The comparison site analysed the value of first edition prize winning novels over the past 15 years and found that on average, collectors could see returns of up to £152.19 (826%).
Every single book to have won the coveted prize has seen a sizeable increase in value. Last year’s winner A Brief History of Seven Killings by Marlon James has seen the biggest rise in worth with a huge 7,009 per cent (£400) increase on its original RRP.

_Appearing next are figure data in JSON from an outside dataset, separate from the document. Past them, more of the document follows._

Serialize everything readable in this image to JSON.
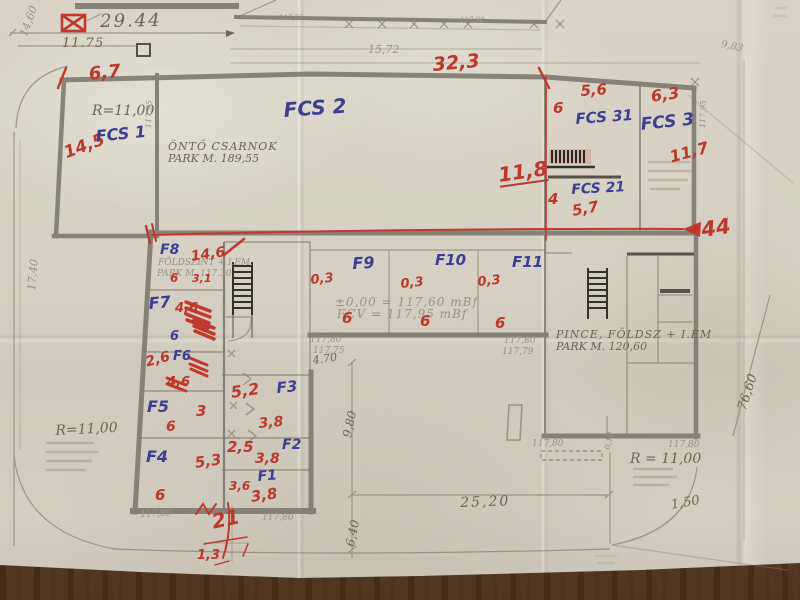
{
  "colors": {
    "red_pen": "#bc382b",
    "blue_pen": "#3c3e91",
    "pencil": "#6c6557",
    "wall_gray": "#7d7970",
    "paper": "#d6d1c4",
    "wood": "#5e402a"
  },
  "labels": {
    "dim_2944": "29.44",
    "dim_1175": "11.75",
    "dim_1460": "14,60",
    "dim_1740": "17,40",
    "dim_1572": "15,72",
    "dim_983": "9,83",
    "elev_a": "117,95",
    "elev_b": "117,98",
    "r67": "6,7",
    "r145": "14,5",
    "r323": "32,3",
    "r_left": "R=11,00",
    "fcs1": "FCS 1",
    "fcs2": "FCS 2",
    "fcs31": "FCS 31",
    "fcs3": "FCS 3",
    "fcs21": "FCS 21",
    "onto1": "ÖNTŐ CSARNOK",
    "onto2": "PARK M. 189,55",
    "r56": "5,6",
    "r63": "6,3",
    "r6_fcs": "6",
    "r118": "11,8",
    "r117": "11,7",
    "r4": "4",
    "r57": "5,7",
    "wall_elev_l": "117,95",
    "wall_elev_r": "117,95",
    "r44": "44",
    "f8": "F8",
    "f7": "F7",
    "f6": "F6",
    "f5": "F5",
    "f4": "F4",
    "f3": "F3",
    "f2": "F2",
    "f1": "F1",
    "f9": "F9",
    "f10": "F10",
    "f11": "F11",
    "foldszint1": "FÖLDSZINT + I.EM.",
    "foldszint2": "PARK M. 117,30",
    "r146": "14,6",
    "r6_f8": "6",
    "r31": "3,1",
    "r46": "4,6",
    "b6_f7": "6",
    "r26": "2,6",
    "r46b": "4,6",
    "r3": "3",
    "r6_f5": "6",
    "r53": "5,3",
    "r6_f4": "6",
    "r52": "5,2",
    "r38a": "3,8",
    "r25": "2,5",
    "r38b": "3,8",
    "r36": "3,6",
    "r38c": "3,8",
    "r21": "21",
    "r13": "1,3",
    "r03a": "0,3",
    "r03b": "0,3",
    "r03c": "0,3",
    "r6_f9": "6",
    "r6_f10": "6",
    "r6_f11": "6",
    "elev_line1": "±0,00 = 117,60 mBf",
    "elev_line2": "FCV = 117,95 mBf",
    "w11780a": "117,80",
    "w11775": "117,75",
    "w11780b": "117,80",
    "w11779": "117,79",
    "w11780c": "117,80",
    "w11780d": "117,80",
    "w11780e": "117,80",
    "w11780f": "117,80",
    "pince1": "PINCE, FÖLDSZ + I.EM",
    "pince2": "PARK M. 120,60",
    "r_right": "R = 11,00",
    "r_site": "R=11,00",
    "d470": "4.70",
    "d980": "9,80",
    "d640": "6,40",
    "d2520": "25,20",
    "d150": "1,50",
    "d7660": "76,60",
    "d010": "0,10"
  }
}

However, the most valuable Booker Prize winner of the last 15 years is Hilary Mantel’s 2009 novel Wolf Hall, which was made into a BBC television series last year. A signed first edition of the prize winning book is worth £1,100, a whopping 5,693 per cent increase on its £18.99 RRP, with an unsigned copy fetching as much as £600.
Five tips for investing
1. Do your research
If you are looking to invest, remember that neither your returns nor your original investment are guaranteed. Commodities and alternative investments can be very risky so it is wise to speak to an independent financial adviser for tailored advice. It’s also worth reaching out to dealers and auctioneers of the antiquarian book trade who can offer advice on rarity and compare prices.
2. Buy first editions
Collectors should aim for first edition copies, publishers tend to commission small print runs for a book’s first printing, so they are typically rarer.
3. Go the extra mile
As we can see from the research, inscribed copies command the highest values. So going the extra mile to attend literary events or book signings might pay off.
4. Condition is key
Condition is arguably one of the most important factors in collecting books, so buy the best condition within your budget. Keep an eye out for copies with original dust jackets, it was once the throw-away packaging of a book but now one of the biggest influences over a book’s value.
5. Protect your investment
It’s important to maintain a book’s condition so make sure you have a safe place to store them. Keep them out of direct sunlight and away from radiators. It might also be worth reassessing your home insurance. Smaller collections may be covered by your standard home insurance but if you’re serious about collecting it might be worth taking another look.